The Log-Sum-Exp Trick.

Introduction

When we multiply large or small numbers, it is easy to underflow or overflow. It is common when working with the small probabilities. To avoid such issue, we work in the $log$ scale. Eventually, we need to add the original numbers by moving out of the log scale. In such cases, we come across log-sum-exp expression,

\[\text{LSE}(\mathbf{x}) = \log \left( \sum_{i=1}^{n} \exp(x_i) \right) \tag{1}\]

The problem ? If only one $x_i$ is large, the expression becomes infinity inf. The log-sum-exp trick is a clever way to avoid numerical overflows.

Derivation

The trick relies on shifting the center of the exponentials. Let $a$ be the maximum value in our vector $x$.

\[a = \max(x_1, x_2, ...., x_N) \tag{2}\]

We can rewrite the above expression in $1$ as

\[y = \log \left( \sum_{i=1}^{n} \exp(x_i) \right)\] \[y = \log \left( \sum_{i=1}^{n} \exp(x_i + a - a) \right)\] \[y = \log \left( \sum_{i=1}^{n} \exp(a) \exp(x_i - a) \right)\] \[y = \log \left( \exp(a) \sum_{i=1}^{n} \exp(x_i - a) \right)\]

Using the log rule $\log(A.B) = \log A + \log B$,

\[y = \log( \exp(a)) + \log \left( \sum_{i=1}^{n} \exp(x_i - a) \right)\] \[\text{LSE}(\mathbf{x}) = a + \log \left( \sum_{i=1}^{n} \exp(x_i - a) \right) \tag{3}\]

Why it works ?

By subtracting the max value $a$, the largest term in the exponent becomes $\exp(a - a) = \exp(0) = 1$. All other terms become exponentials of negative numbers, which result in small values between 0 and 1. We have successfully eliminated the explosion.

Applications

1. Softmax Normalization

An immediate application of log-sum-exp is the softmax normalization. Take the softmax function,

\[\text{Softmax}(z_i) = \frac{\exp(z_i)}{\sum_{i=1}^{N} \exp(z_i)} \tag{4}\]
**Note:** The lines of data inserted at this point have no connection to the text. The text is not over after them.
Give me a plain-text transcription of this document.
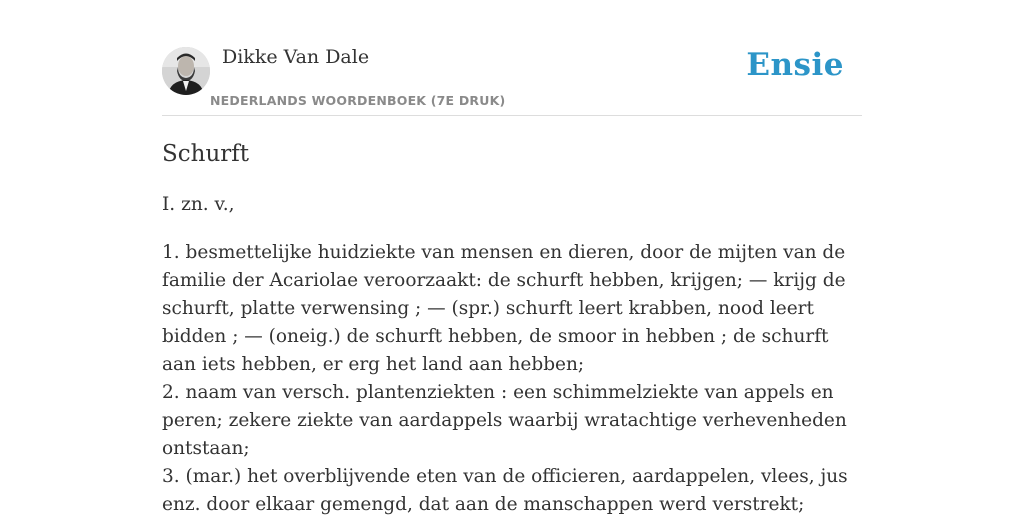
Dikke Van Dale
NEDERLANDS WOORDENBOEK (7E DRUK)
Ensie
Schurft

I. zn. v.,

1. besmettelijke huidziekte van mensen en dieren, door de mijten van de familie der Acariolae veroorzaakt: de schurft hebben, krijgen; — krijg de schurft, platte verwensing ; — (spr.) schurft leert krabben, nood leert bidden ; — (oneig.) de schurft hebben, de smoor in hebben ; de schurft aan iets hebben, er erg het land aan hebben;
2. naam van versch. plantenziekten : een schimmelziekte van appels en peren; zekere ziekte van aardappels waarbij wratachtige verhevenheden ontstaan;
3. (mar.) het overblijvende eten van de officieren, aardappelen, vlees, jus enz. door elkaar gemengd, dat aan de manschappen werd verstrekt;
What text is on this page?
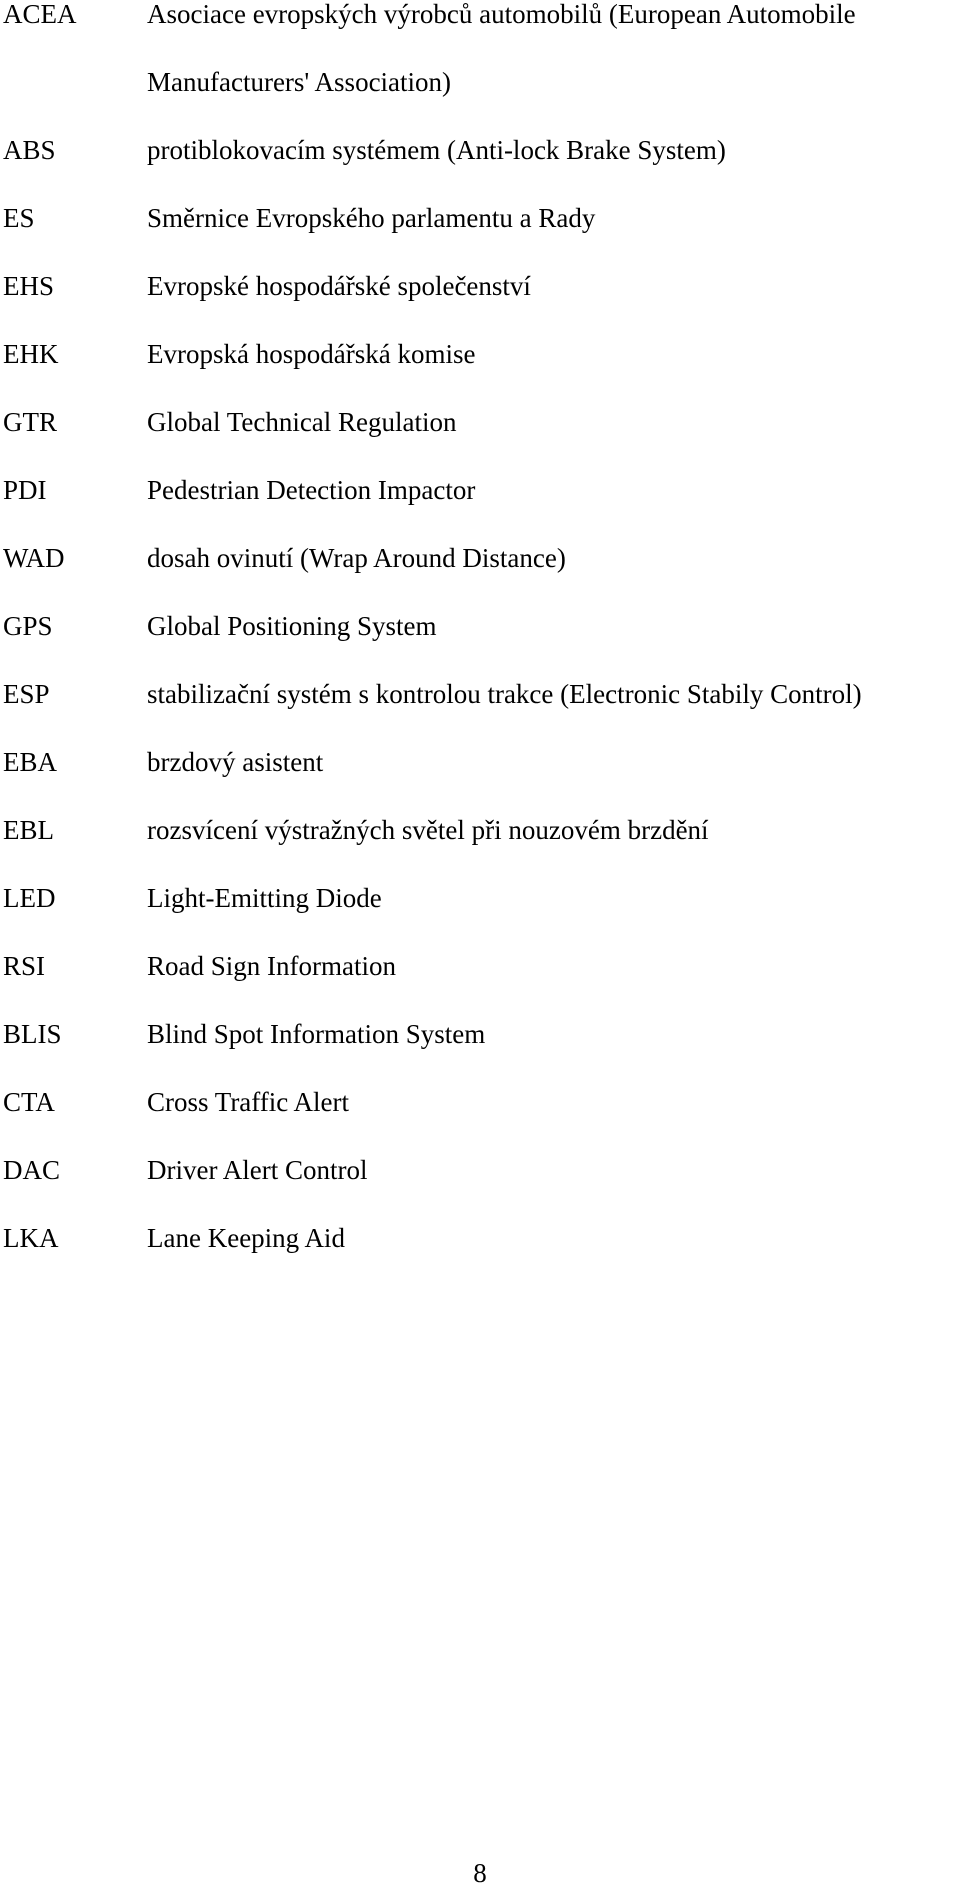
ACEA	Asociace evropských výrobců automobilů (European Automobile
Manufacturers' Association)
ABS	protiblokovacím systémem (Anti-lock Brake System)
ES	Směrnice Evropského parlamentu a Rady
EHS	Evropské hospodářské společenství
EHK	Evropská hospodářská komise
GTR	Global Technical Regulation
PDI	Pedestrian Detection Impactor
WAD	dosah ovinutí (Wrap Around Distance)
GPS	Global Positioning System
ESP	stabilizační systém s kontrolou trakce (Electronic Stabily Control)
EBA	brzdový asistent
EBL	rozsvícení výstražných světel při nouzovém brzdění
LED	Light-Emitting Diode
RSI	Road Sign Information
BLIS	Blind Spot Information System
CTA	Cross Traffic Alert
DAC	Driver Alert Control
LKA	Lane Keeping Aid
8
If $z_i$ at least larger than 710 (in python), the exponent of $z_i$ overflows resulting in inf for the whole expression. To avoid it, we convert it to the log scale and apply the log-sum-exp trick to avoid overflows.

Taking $\log$ on both sides in $eqn(4)$,

\[\log (\text{Softmax}(z_i)) = z_i - \log \left( {\sum_{i=1}^{N} \exp(z_i)}\right )\]

Substituting our $\text{LSE}$ definition,

\[\log (\text{Softmax}(z_i)) = z_i - \text{LSE}(z_i)\]

To get the actual probabilities, we simply exponentiate the result at the very end:

\[\text{Softmax}(z_i) = \exp(z_i - \text{LSE}(z_i)) \tag{5}\]

This ensures we never calculate $\exp(z_{large})$ directly, preventing overflow.

2. Calculating Geometric Mean

If we have values stored as $logs$(for e.g: $\log u_1$, $\log u_2$ and so on ) and we want to find the log of their average, $\log \left( \frac{1}{N} \sum_{i=1}^{N} u_i \right)$, we can use $\text{LSE}$,

\[\log \left( \frac{1}{N} \sum_{i=1}^{N} u_i \right)\] \[= \log \left( \frac{1}{N} \sum_{i=1}^{N} \exp (\log u_i) \right)\] \[= \log \left( \frac{1}{N}\right) + \log \left( \sum_{i=1}^{N} \exp (\log u_i) \right)\] \[= \log \left( \frac{1}{N}\right) + \text{LSE}(\log \textbf{u})\]

This allows us to compute averages of probabilities that are too small to represent as normal floating point numbers.